2. Determine the product nuclei:
- \({ }_0^c E\) indicates a missing element with 0 protons. For a reaction with Nitrogen-14 and proton, possible products that make sense are a stable nucleus plus another nucleus.
3. Balancing the equation:
- Total protons before reaction: \(7 (from \ Nitrogen-14) + 1 (from \ Proton) = 8\)
- Total nucleons before reaction: \(14 (from \ Nitrogen-14) + 1 (from \ Proton) = 15\)
- A typical reaction produces Carbon-12 (\({ }_6^{12} C\)) and another nucleus, which in this case could be Helium-4 (\({ }_2^4 He\)) to balance the total nucleons and protons.
Thus, the completed second equation is:
[tex]\[ { }_7^{14} N +{ }_1^1 H \rightarrow{ }_6^{12} C +{ }_2^4 He \][/tex]
So, the answers for C and D are:
- C: \({ }_6^{12} C\)
- D: \({ }_2^4 He\)
The fully balanced equations are:
1. \({ }_2^2 H +{ }_1^3 H \rightarrow{ }_2^4 He +{ }_0^1 n\)

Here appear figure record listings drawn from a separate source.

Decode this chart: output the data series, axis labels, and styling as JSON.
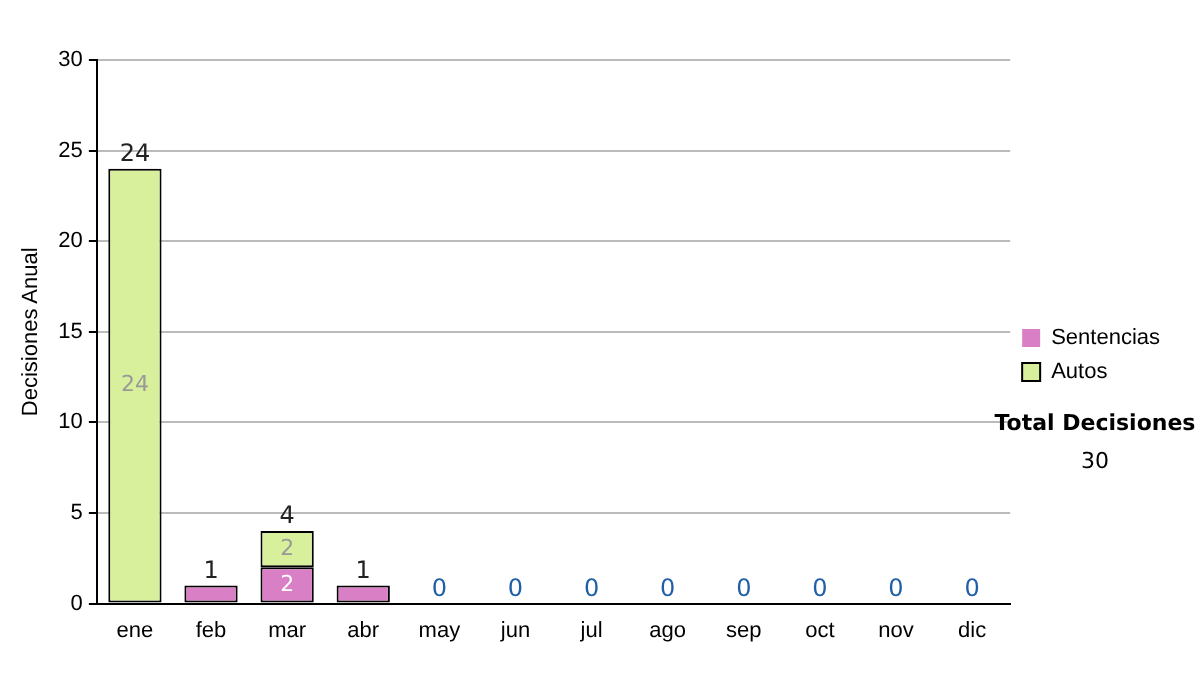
{
  "chart_data": {
    "type": "bar",
    "stacked": true,
    "ylabel": "Decisiones Anual",
    "categories": [
      "ene",
      "feb",
      "mar",
      "abr",
      "may",
      "jun",
      "jul",
      "ago",
      "sep",
      "oct",
      "nov",
      "dic"
    ],
    "series": [
      {
        "name": "Sentencias",
        "color": "#d97fc6",
        "values": [
          0,
          1,
          2,
          1,
          0,
          0,
          0,
          0,
          0,
          0,
          0,
          0
        ],
        "value_labels": [
          null,
          null,
          "2",
          null,
          null,
          null,
          null,
          null,
          null,
          null,
          null,
          null
        ]
      },
      {
        "name": "Autos",
        "color": "#d8ef9c",
        "values": [
          24,
          0,
          2,
          0,
          0,
          0,
          0,
          0,
          0,
          0,
          0,
          0
        ],
        "value_labels": [
          "24",
          null,
          "2",
          null,
          null,
          null,
          null,
          null,
          null,
          null,
          null,
          null
        ]
      }
    ],
    "totals": [
      "24",
      "1",
      "4",
      "1",
      "0",
      "0",
      "0",
      "0",
      "0",
      "0",
      "0",
      "0"
    ],
    "ylim": [
      0,
      30
    ],
    "yticks": [
      0,
      5,
      10,
      15,
      20,
      25,
      30
    ],
    "grid": "y",
    "legend": "right",
    "annotations": [
      "Total Decisiones",
      "30"
    ]
  }
}
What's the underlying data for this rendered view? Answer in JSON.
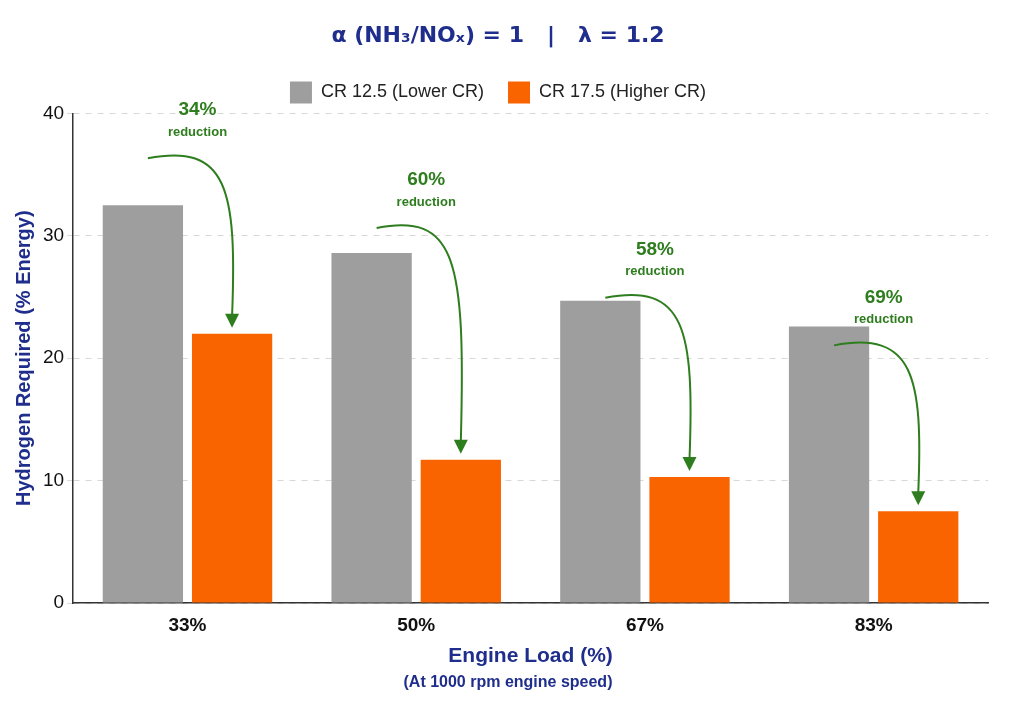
{
  "chart_data": {
    "type": "bar",
    "title": "α (NH₃/NOₓ) = 1   |   λ = 1.2",
    "xlabel": "Engine Load (%)",
    "ylabel": "Hydrogen Required (% Energy)",
    "categories": [
      "33%",
      "50%",
      "67%",
      "83%"
    ],
    "series": [
      {
        "name": "CR 12.5 (Lower CR)",
        "color": "#9e9e9e",
        "values": [
          32.5,
          28.6,
          24.7,
          22.6
        ]
      },
      {
        "name": "CR 17.5 (Higher CR)",
        "color": "#f96400",
        "values": [
          22.0,
          11.7,
          10.3,
          7.5
        ]
      }
    ],
    "ylim": [
      0,
      40
    ],
    "yticks": [
      0,
      10,
      20,
      30,
      40
    ],
    "grid": "y",
    "legend": "top",
    "annotations": [
      "34% reduction",
      "60% reduction",
      "58% reduction",
      "69% reduction",
      "(At 1000 rpm engine speed)"
    ]
  }
}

2. \({ }_7^{14} N +{ }_1^1 H \rightarrow{ }_6^{12} C +{ }_2^4 He\)
Here are the completed parts:
- A: \({ }_2^4 He\)
- B: \({ }_0^1 n\)
- C: \({ }_6^{12} C\)
- D: \({ }_2^4 He\)
- \(E\): (Not required as we completed D)
Thus, those are the solutions for the problem.